Atkins, who has worked as a medical oncologist in private practice for 30 years—and also served in the United States Army Medical Corps—said that in her early days as a physician, she delivered personalized and expeditious care, but now PBMs force her to “spend countless hours fighting with faceless corporations to justify my patients’ treatment plans.”
Atkins was unsparing in her criticism of PBMs.
She said that PBMs, in the interest of steering money their way, mandate processes that aren’t in the best interest of patients and yet which patients must follow to receive clearance for and obtain needed medications.

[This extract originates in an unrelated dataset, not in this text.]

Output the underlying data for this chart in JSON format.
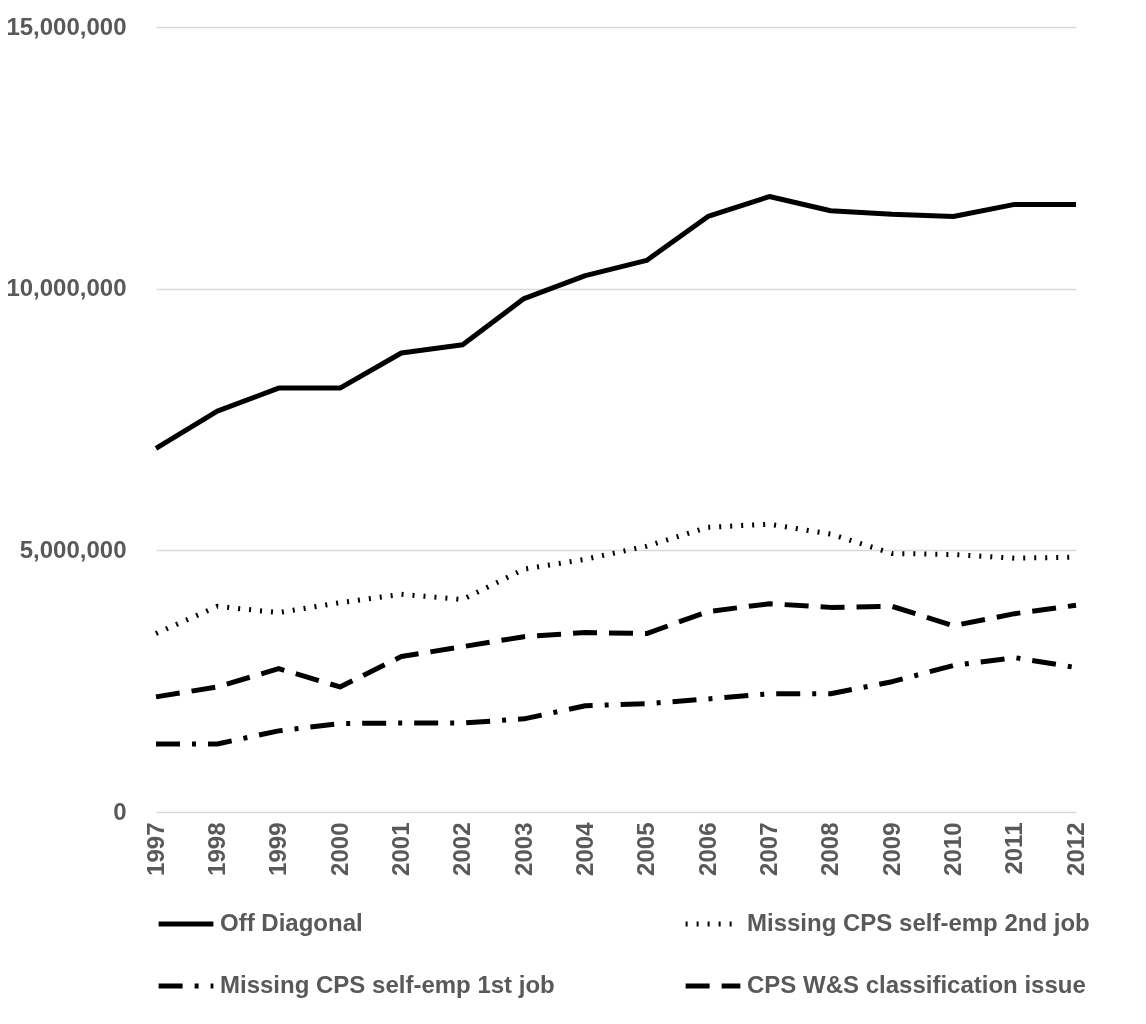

“In essence, PBMs are practicing medicine without a license or regard for my patients; it is simply all about their profits and not my patients,” said Atkins.
Steve Lynch, a Democrat from Massachusetts, brought up an investigation he stewarded several years back when he chaired the Federal Workforce subcommittee of the Oversight and Accountability Committee.
The subcommittee investigation focused on the discovery of the role of PBMs in the operation of the Federal Employees Health Benefits Program (FEHB), which with 8 million enrollees (made up of employees, family members of employees, and former employees and retirees), is the world’s largest employee-sponsored benefits program.
Lynch said that the investigation revealed that the role of PBMs in negotiating drug prices for the FEHB was the reason that members of the program paid 45 percent more for prescriptions drugs than those administered by other federal programs, including the Department of Veterans Affairs (VA) and Department of Defense (DOD).
“What really got me, we found that CVS Caremark—which is a drug store and PBM combination—they were treating people walking in off the street better than the members of this health benefit plan that the PBM’s were covering,” said Lynch.
“So, here you have members who have insurance; they’re part of an 8 million-member health benefit plan. They walk into the drug store, and they pay more than someone walking in with no insurance, just off the street.”
Lynch added: “The PBMs were offering less coverage than someone with no insurance. And, remember, we’re talking about the bargaining power of 8 million employees, completely wiped out because of the greed of these PBMs.”